More than 17,500 of the 130,000 pills collected were opioid pain medications, which are the key target of the Michigan-OPEN effort because of their potential for abuse by those who have been prescribed them, or others. But the drive also brought in about an equal number of benzodiazepine and sedative pills, which carry their own risks of diversion and dependence, 10,000 antidepressants and 1,800 stimulants.

The drive once again showed that people tend to receive their opioids after surgery, and to hold on to them for years afterward. The oldest opioid pill collected was from 1984, nearly as old as the oldest one ever brought to a Michigan-OPEN event.

Six locations across the State of Michigan participated in drug take-back events on May 20, 2017. The free, no questions asked chance to get rid of opioids and other unneeded medicines out of the house took place in Ann Arbor, Jackson, Saginaw, Traverse City, Escanaba, and Pontiac.

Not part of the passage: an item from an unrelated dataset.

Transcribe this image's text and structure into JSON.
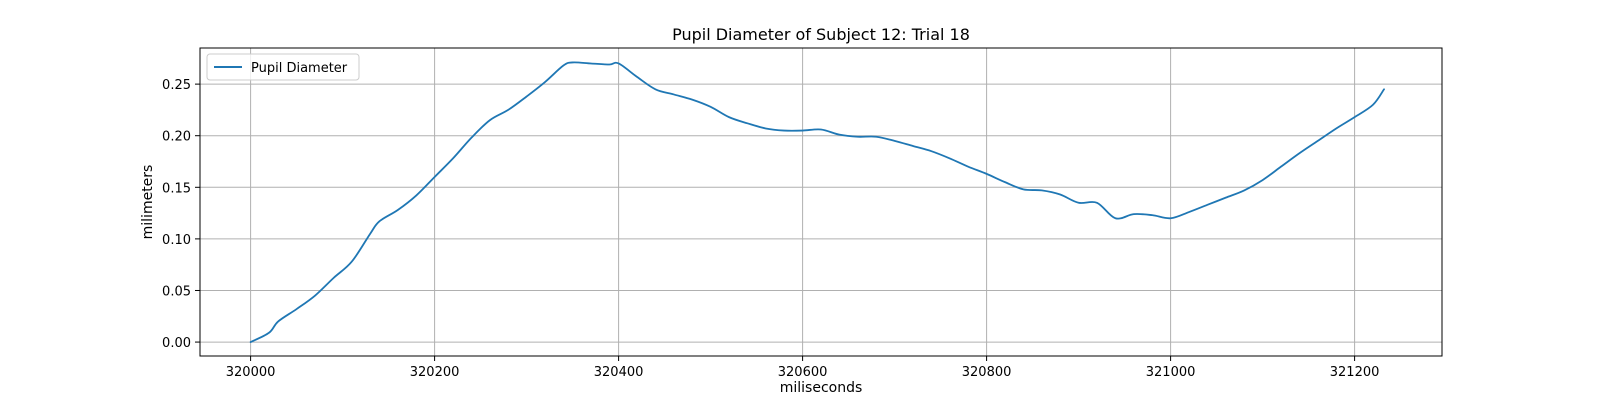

The results of the combined events were significant, bringing in close to 600 people dropping off 421 pounds of pills. The oldest pain medication returned was from 1976 and more than 15,000 opioids across all of the events were collected. The most common reason for people to have excess medications was from surgery.

The Michigan OPEN-led event aimed to reduce the number of houses that have opioid pain medications on hand, as well as other medicines that shouldn’t be kept around or dumped in the trash or down the toilet. Michigan OPEN co-director, Chad Brummett, M.D., said, “We were very proud to partner with others to make it easy for people to get these medications out of the house before they fall into the wrong hands or get into the natural environment. We can’t thank all of our partners enough, both healthcare and law enforcement, because without them these events would not have been possible.”

The take-back events were sponsored by local health organizations and Michigan Medicine’s Department of Anesthesiology in collaboration with Michigan OPEN.